Volatility is rising, but it’s still far from a record high

Chart of the CBOE Volatility Index dating back to August 2000, using data available as of August 6, 2024,. The chart shows that volatility has spiked sharply in early August, 2024. However, the index is still some distance from the high reached in October 2020.

Source: Macrobond, John Hancock Investment Management, as of 8/6/24.

What volatility and the VIX may mean for investors

Market volatility can test any investor’s fortitude, and many respond by trading in and out of the market amid its gyrations—with varying degrees of success. The challenges of such an approach are easily observable during periods of turbulence. For instance, in 2020, just before the S&P 500 Index hit a low point on March 23, it may have seemed to many investors to be a good time to sell, as the market then appeared as if it could go nowhere but down. As it turned out, the index surged after reaching that low and had tacked on significant gains since then.

It’s important for investors to understand that market volatility comes and goes—it’s a feature of functioning markets. The recent instability may ultimately prove to be a mere bump in the road for investors who stay in the market for the long haul and incrementally build up their invested savings through regular contributions to a 401(k) plan or another type of retirement account.

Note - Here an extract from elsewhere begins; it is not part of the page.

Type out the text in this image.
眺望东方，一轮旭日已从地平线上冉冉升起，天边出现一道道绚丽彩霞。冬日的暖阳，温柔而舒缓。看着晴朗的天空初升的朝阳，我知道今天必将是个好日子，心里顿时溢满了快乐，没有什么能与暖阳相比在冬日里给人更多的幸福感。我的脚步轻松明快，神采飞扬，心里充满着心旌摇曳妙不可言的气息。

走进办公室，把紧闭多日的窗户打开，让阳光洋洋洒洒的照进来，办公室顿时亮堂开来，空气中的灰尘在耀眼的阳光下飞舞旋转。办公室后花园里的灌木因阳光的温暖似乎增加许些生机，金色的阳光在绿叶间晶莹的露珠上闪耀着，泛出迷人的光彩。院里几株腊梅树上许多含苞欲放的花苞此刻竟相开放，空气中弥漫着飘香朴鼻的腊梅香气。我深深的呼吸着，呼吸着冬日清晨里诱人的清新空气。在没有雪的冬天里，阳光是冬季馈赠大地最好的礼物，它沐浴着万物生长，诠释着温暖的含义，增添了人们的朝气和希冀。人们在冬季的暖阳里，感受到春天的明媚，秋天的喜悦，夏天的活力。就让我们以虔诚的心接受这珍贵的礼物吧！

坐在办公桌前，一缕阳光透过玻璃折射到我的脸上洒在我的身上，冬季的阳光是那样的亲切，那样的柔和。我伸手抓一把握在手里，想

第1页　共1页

A period of heightened uncertainty like the one we’re going through now can be an opportune time to meet with a trusted financial professional to review financial goals and follow a plan that helps you make the most of what may continue to be a challenging situation.

1 Bloomberg, as of 8/6/24. The S&P 500 Index tracks the performance of 500 of the largest companies in the United States. It is not possible to invest directly in an index.